PAN M 360 : Comment décririez-vous la musique de James ?

Jeffrey : Ce que j’adore dans sa musique, c’est qu’on ne perçoit pas la différence entre les éléments acoustiques et électroniques. C’est complètement fou car, parfois, on écoute sa musique et on ne distingue pas les instruments des sons de la bande! 

On se sent comme si on était en train de se promener dans un environnement où les sons de la nature ou de la ville se mêlent à l’écriture instrumentale. Selon moi, présentement, il n’y a pas de compositeur qui réussisse une telle mixité d’éléments acoustiques et électroniques. C’est une musique fascinante. Étrange, mais fascinante.

PAN M 360 : Comment décrirais-tu l’interprétation et le jeu de Paramirabo ?

James : Sans peur. C’est pour ça que je me sens libre de prendre des risques et d’essayer des choses un peu étranges avec eux. Je me souviens lorsque j’ai remercié l’ensemble d’avoir été si ouvert, Jeff m’a répondu : « Ce n’est pas notre premier rodéo! »  La direction artistique de l’ensemble est plutôt polystyliste, alors ses interprètes sont incroyablement flexibles et expérimentés dans de nombreuses techniques et approches de jeu différentes. De plus, ils sont tous formidablement talentueux.

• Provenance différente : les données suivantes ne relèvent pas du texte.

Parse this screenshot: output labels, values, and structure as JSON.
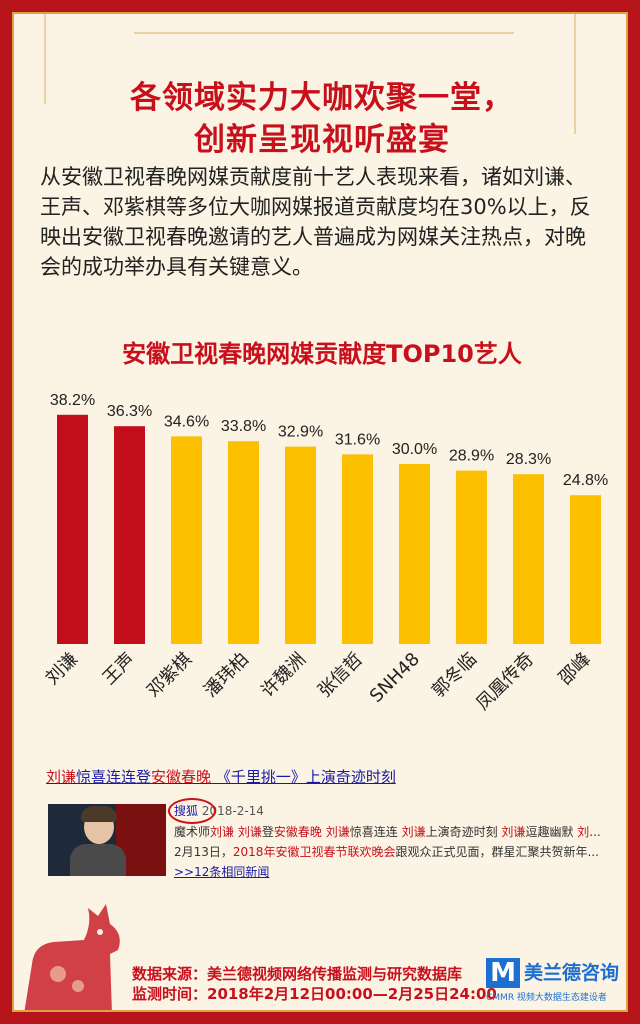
{
  "title": {
    "line1": "各领域实力大咖欢聚一堂，",
    "line2": "创新呈现视听盛宴"
  },
  "intro": "从安徽卫视春晚网媒贡献度前十艺人表现来看，诸如刘谦、王声、邓紫棋等多位大咖网媒报道贡献度均在30%以上，反映出安徽卫视春晚邀请的艺人普遍成为网媒关注热点，对晚会的成功举办具有关键意义。",
  "chart_data": {
    "type": "bar",
    "title": "安徽卫视春晚网媒贡献度TOP10艺人",
    "categories": [
      "刘谦",
      "王声",
      "邓紫棋",
      "潘玮柏",
      "许魏洲",
      "张信哲",
      "SNH48",
      "郭冬临",
      "凤凰传奇",
      "邵峰"
    ],
    "values": [
      38.2,
      36.3,
      34.6,
      33.8,
      32.9,
      31.6,
      30.0,
      28.9,
      28.3,
      24.8
    ],
    "labels": [
      "38.2%",
      "36.3%",
      "34.6%",
      "33.8%",
      "32.9%",
      "31.6%",
      "30.0%",
      "28.9%",
      "28.3%",
      "24.8%"
    ],
    "bar_colors": [
      "#c20e1a",
      "#c20e1a",
      "#fdc000",
      "#fdc000",
      "#fdc000",
      "#fdc000",
      "#fdc000",
      "#fdc000",
      "#fdc000",
      "#fdc000"
    ],
    "ylim": [
      0,
      40
    ],
    "grid": false
  },
  "news": {
    "headline_parts": [
      {
        "text": "刘谦",
        "hl": true
      },
      {
        "text": "惊喜连连登",
        "hl": false
      },
      {
        "text": "安徽春晚",
        "hl": true
      },
      {
        "text": " 《千里挑一》上演奇迹时刻",
        "hl": false
      }
    ],
    "source": "搜狐",
    "date": " 2018-2-14",
    "snippet_parts": [
      {
        "text": "魔术师",
        "hl": false
      },
      {
        "text": "刘谦",
        "hl": true
      },
      {
        "text": " ",
        "hl": false
      },
      {
        "text": "刘谦",
        "hl": true
      },
      {
        "text": "登",
        "hl": false
      },
      {
        "text": "安徽春晚",
        "hl": true
      },
      {
        "text": " ",
        "hl": false
      },
      {
        "text": "刘谦",
        "hl": true
      },
      {
        "text": "惊喜连连 ",
        "hl": false
      },
      {
        "text": "刘谦",
        "hl": true
      },
      {
        "text": "上演奇迹时刻 ",
        "hl": false
      },
      {
        "text": "刘谦",
        "hl": true
      },
      {
        "text": "逗趣幽默 ",
        "hl": false
      },
      {
        "text": "刘",
        "hl": true
      },
      {
        "text": "... 2月13日，",
        "hl": false
      },
      {
        "text": "2018年安徽卫视春节联欢晚会",
        "hl": true
      },
      {
        "text": "跟观众正式见面，群星汇聚共贺新年... ",
        "hl": false
      }
    ],
    "more_link": ">>12条相同新闻"
  },
  "footer": {
    "source": "数据来源：美兰德视频网络传播监测与研究数据库",
    "period": "监测时间：2018年2月12日00:00—2月25日24:00"
  },
  "logo": {
    "mark": "M",
    "name": "美兰德咨询",
    "sub": "CMMR 视频大数据生态建设者"
  },
  "colors": {
    "accent": "#c8101c",
    "gold": "#fdc000",
    "frame": "#b8141b",
    "panel": "#fbf3e3"
  }
}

PAN M 360 : L’album est en lice aux prix Juno, comment avez-vous pris la nouvelle ?

Jeffrey : Je l’ai apprise par texto d’une amie qui écoutait le lancement en direct. Quelle incroyable surprise! Surtout après avoir reçu le prix Opus Interprète de l’année… Être sélectionné aux côtés de Marina Thibeault, James Ehnes et du Quatuor Molinari, entre autres, est un grand honneur et témoigne d’une grande ouverture de la part des Juno. 

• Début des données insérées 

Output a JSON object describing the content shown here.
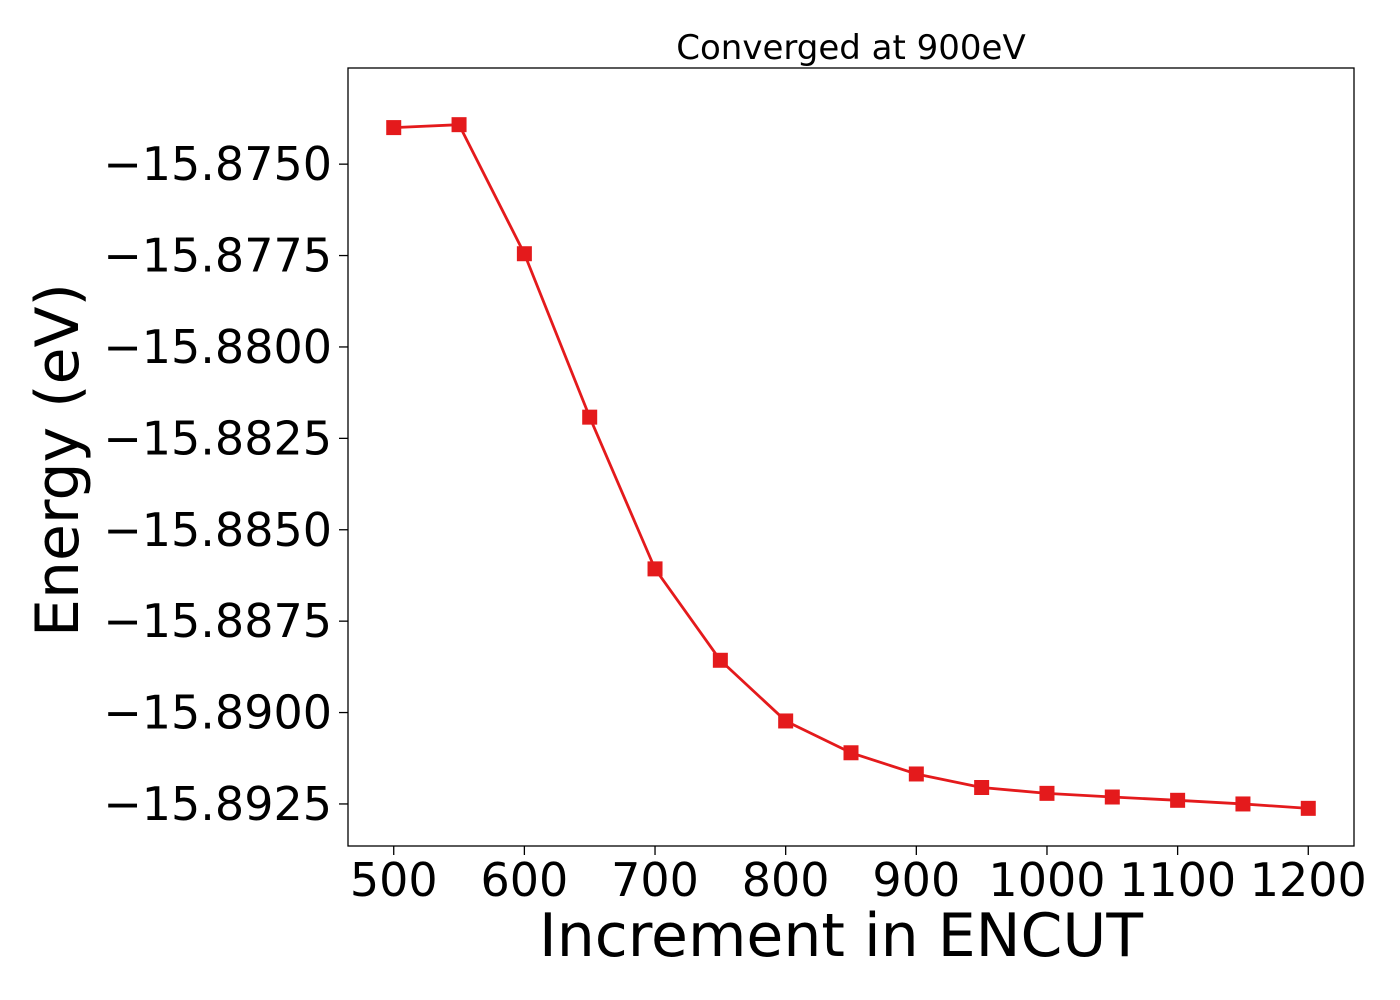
{
  "chart_data": {
    "type": "line",
    "title": "Converged at 900eV",
    "xlabel": "Increment in ENCUT",
    "ylabel": "Energy (eV)",
    "xlim": [
      465,
      1235
    ],
    "ylim": [
      -15.89365,
      -15.87237
    ],
    "x_ticks": [
      500,
      600,
      700,
      800,
      900,
      1000,
      1100,
      1200
    ],
    "x_tick_labels": [
      "500",
      "600",
      "700",
      "800",
      "900",
      "1000",
      "1100",
      "1200"
    ],
    "y_ticks": [
      -15.875,
      -15.8775,
      -15.88,
      -15.8825,
      -15.885,
      -15.8875,
      -15.89,
      -15.8925
    ],
    "y_tick_labels": [
      "−15.8750",
      "−15.8775",
      "−15.8800",
      "−15.8825",
      "−15.8850",
      "−15.8875",
      "−15.8900",
      "−15.8925"
    ],
    "grid": false,
    "legend": "none",
    "series": [
      {
        "color": "#e41a1c",
        "marker": "square",
        "x": [
          500,
          550,
          600,
          650,
          700,
          750,
          800,
          850,
          900,
          950,
          1000,
          1050,
          1100,
          1150,
          1200
        ],
        "y": [
          -15.874,
          -15.87392,
          -15.87745,
          -15.88192,
          -15.88607,
          -15.88857,
          -15.89023,
          -15.8911,
          -15.89168,
          -15.89205,
          -15.89221,
          -15.89231,
          -15.8924,
          -15.8925,
          -15.89262
        ]
      }
    ]
  }
}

James : C’est particulièrement significatif car il est assez rare qu’un album de musique contemporaine expérimentale se retrouve dans cette catégorie, aux côtés d’interprètes des géants du classique.

PAN M 360 : Quel est l’impact de la pandémie sur votre saison, et votre carrière ?

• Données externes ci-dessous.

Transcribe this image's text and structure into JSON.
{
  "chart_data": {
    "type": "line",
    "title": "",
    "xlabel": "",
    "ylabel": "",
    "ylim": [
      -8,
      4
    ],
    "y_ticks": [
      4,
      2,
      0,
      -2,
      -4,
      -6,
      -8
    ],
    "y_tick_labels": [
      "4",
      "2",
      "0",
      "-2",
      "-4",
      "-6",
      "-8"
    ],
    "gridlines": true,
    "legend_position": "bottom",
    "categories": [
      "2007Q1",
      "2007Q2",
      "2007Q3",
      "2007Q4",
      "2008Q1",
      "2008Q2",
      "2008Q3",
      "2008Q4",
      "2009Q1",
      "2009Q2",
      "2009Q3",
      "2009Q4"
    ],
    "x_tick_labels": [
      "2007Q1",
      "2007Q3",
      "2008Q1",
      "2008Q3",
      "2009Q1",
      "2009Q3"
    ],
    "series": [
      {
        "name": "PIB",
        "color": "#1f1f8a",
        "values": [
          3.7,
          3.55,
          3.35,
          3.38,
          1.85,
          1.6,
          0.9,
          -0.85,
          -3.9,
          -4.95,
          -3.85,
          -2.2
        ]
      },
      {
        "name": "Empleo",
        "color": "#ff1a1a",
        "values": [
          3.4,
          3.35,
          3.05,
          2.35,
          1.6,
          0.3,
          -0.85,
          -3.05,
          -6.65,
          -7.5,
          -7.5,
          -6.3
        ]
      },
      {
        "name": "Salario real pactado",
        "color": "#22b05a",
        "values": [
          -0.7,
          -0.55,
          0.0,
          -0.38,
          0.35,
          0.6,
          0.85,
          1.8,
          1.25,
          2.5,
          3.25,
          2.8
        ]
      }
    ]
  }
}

Jeffrey : Ouf! L’impact pour Paramirabo est énorme. Il va sans dire que les musiciens de l’ensemble qui sont tous pigistes ont perdu énormément de travail. Paramirabo de son côté a dû annuler deux autoproductions à Montréal qui incluaient trois créations. Une reprise montréalaise de Alone and Unalone était prévue le 3 avril dernier en même temps que la création de l’arrangement de Voi(Rex) pour voix d’homme de Philippe Leroux dans le cadre du Forum IRCAM à Montréal. C’est un grand deuil pour l’ensemble, d’autant plus que nous avions déjà commencé les répétitions. De plus, Paramirabo a dû reporter un concert à Berlin (encore en collaboration avec James). Finalement,  il y a l’annulation du stage de Musique Nouvelle du Domaine Forget où nous étions en résidence. Mais au-delà de tout, ne plus se voir et ne plus faire de la musique ensemble est infiniment triste. Nous avons très hâte de nous retrouver!

James : C’est assez démotivant, pour être honnête. Mais en même temps, j’ai beaucoup de chance en tant que compositeur car mes revenus sont fondés principalement sur des commandes. Contrairement aux interprètes, mes moyens de subsistance ne sont donc pas vraiment en jeu, et je continue de travailler sur mes différents projets, dont l’avenir est incertain.